Soy el protector de la Llama Sagrada. La persona más importante del templo de fuego. Provengo de una estirpe dedicada en cuerpo y alma a esta gran tarea. Durante varios meses al año transmito mis conocimientos a mis descendientes porque ellos serán los encargados de mantener la llama viva. Y así, los hijos de mis hijos, y los hijos de sus hijos, hasta el final.
Debo cuidarla hasta que empiece el ritual y mientras dure el mismo. Puede parecer que el cometido es sencillo, pero nada más lejos de la realidad.

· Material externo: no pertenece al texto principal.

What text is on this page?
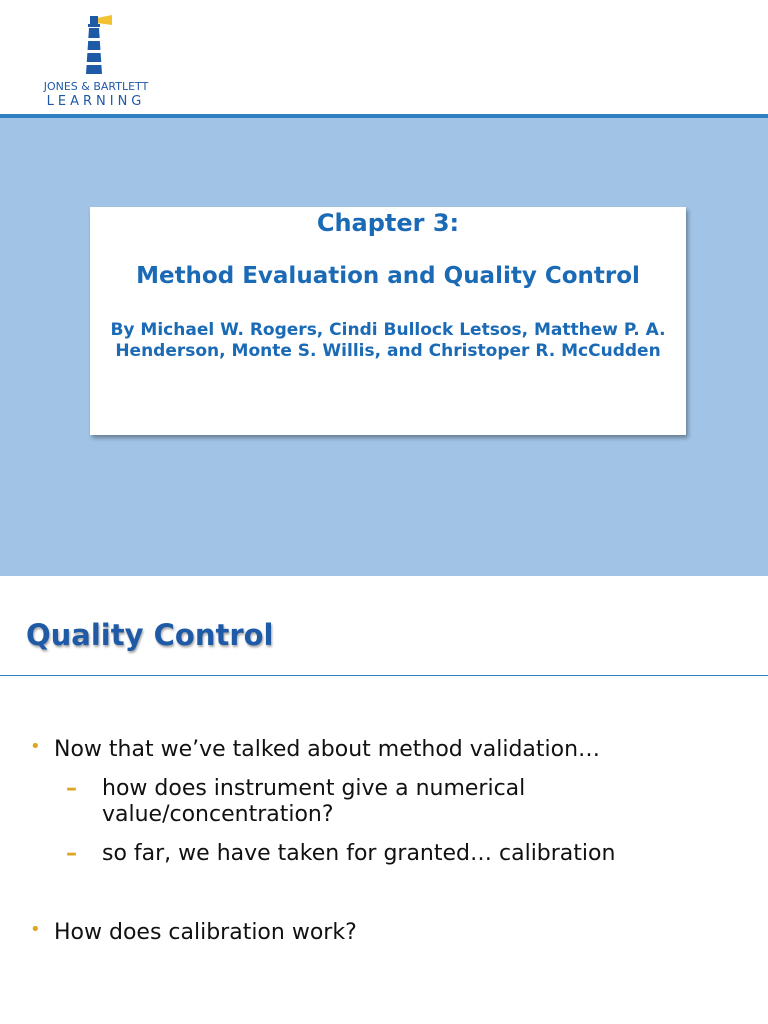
JONES & BARTLETT
LEARNING
Chapter 3:
Method Evaluation and Quality Control
By Michael W. Rogers, Cindi Bullock Letsos, Matthew P. A. Henderson, Monte S. Willis, and Christoper R. McCudden
Quality Control
• Now that we’ve talked about method validation…
– how does instrument give a numerical value/concentration?
– so far, we have taken for granted… calibration
• How does calibration work?
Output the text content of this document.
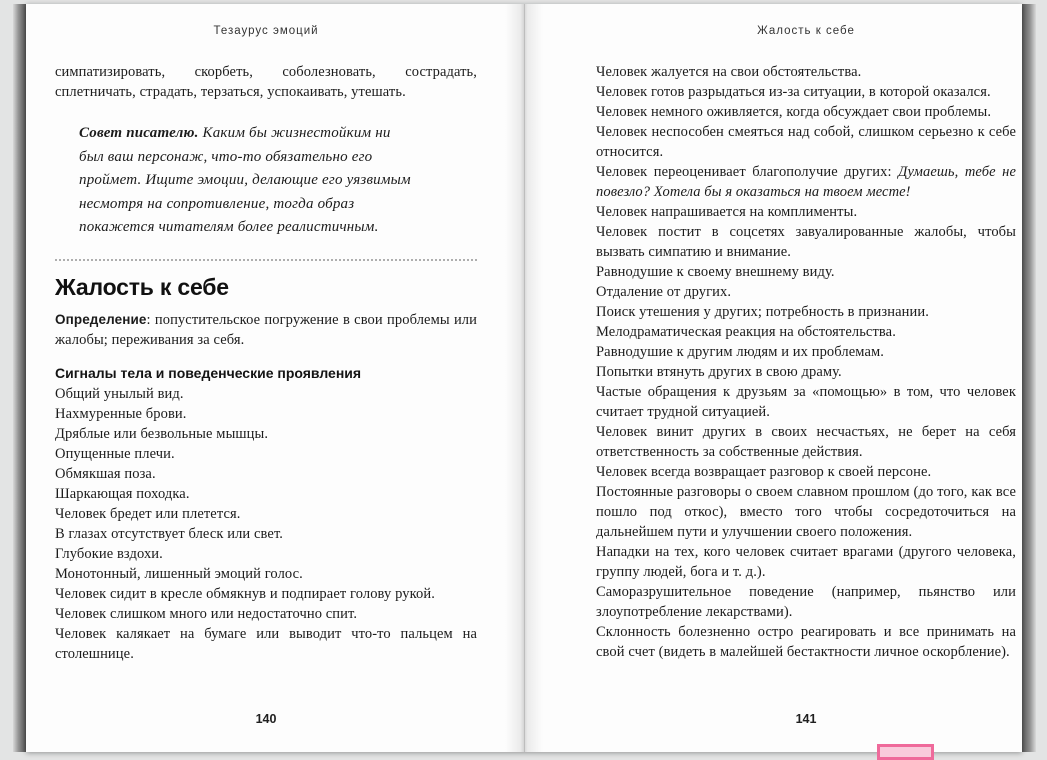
Тезаурус эмоций

симпатизировать, скорбеть, соболезновать, сострадать, сплетничать, страдать, терзаться, успокаивать, утешать.

Совет писателю. Каким бы жизнестойким ни был ваш персонаж, что-то обязательно его проймет. Ищите эмоции, делающие его уязвимым несмотря на сопротивление, тогда образ покажется читателям более реалистичным.
Жалость к себе

Определение: попустительское погружение в свои проблемы или жалобы; переживания за себя.

Сигналы тела и поведенческие проявления

Общий унылый вид.

Нахмуренные брови.

Дряблые или безвольные мышцы.

Опущенные плечи.

Обмякшая поза.

Шаркающая походка.

Человек бредет или плетется.

В глазах отсутствует блеск или свет.

Глубокие вздохи.

Монотонный, лишенный эмоций голос.

Человек сидит в кресле обмякнув и подпирает голову рукой.

Человек слишком много или недостаточно спит.

Человек калякает на бумаге или выводит что-то пальцем на столешнице.

140
Жалость к себе

Человек жалуется на свои обстоятельства.

Человек готов разрыдаться из-за ситуации, в которой оказался.

Человек немного оживляется, когда обсуждает свои проблемы.

Человек неспособен смеяться над собой, слишком серьезно к себе относится.

Человек переоценивает благополучие других: Думаешь, тебе не повезло? Хотела бы я оказаться на твоем месте!

Человек напрашивается на комплименты.

Человек постит в соцсетях завуалированные жалобы, чтобы вызвать симпатию и внимание.

Равнодушие к своему внешнему виду.

Отдаление от других.

Поиск утешения у других; потребность в признании.

Мелодраматическая реакция на обстоятельства.

Равнодушие к другим людям и их проблемам.

Попытки втянуть других в свою драму.

Частые обращения к друзьям за «помощью» в том, что человек считает трудной ситуацией.

Человек винит других в своих несчастьях, не берет на себя ответственность за собственные действия.

Человек всегда возвращает разговор к своей персоне.

Постоянные разговоры о своем славном прошлом (до того, как все пошло под откос), вместо того чтобы сосредоточиться на дальнейшем пути и улучшении своего положения.

Нападки на тех, кого человек считает врагами (другого человека, группу людей, бога и т. д.).

Саморазрушительное поведение (например, пьянство или злоупотребление лекарствами).

Склонность болезненно остро реагировать и все принимать на свой счет (видеть в малейшей бестактности личное оскорбление).

141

Pertrechado para la acción, siempre atento a los bárbaros que intentan invadir mis dominios, imponer sus erróneas técnicas ancestrales, cambiar las antiguas reglas por nuevos métodos sacados de no sé dónde. Cuento con el peto que protege mi cuerpo de las agresiones físicas y unas pinzas como toda arma. Si atacan, no dudaré en usarlas y atemorizarles con gritos de guerra.
A lo lejos veo aproximarse al protector de la Sustancia, cargado con el sustento y el elixir de vida. Me asusto al ver que un bárbaro corre hacia él agitando el fruto de la tierra. Pretende mancillar el ritual con semejante ofrenda.
Consigue zafarse y llegar hasta mí, sudando y desencajado por el terror.
- ¡Joder, casi me cuela el calabacín!
- ¡Deja ahí la panceta y los chorizos y abre unas birras! La brasa está casi lista.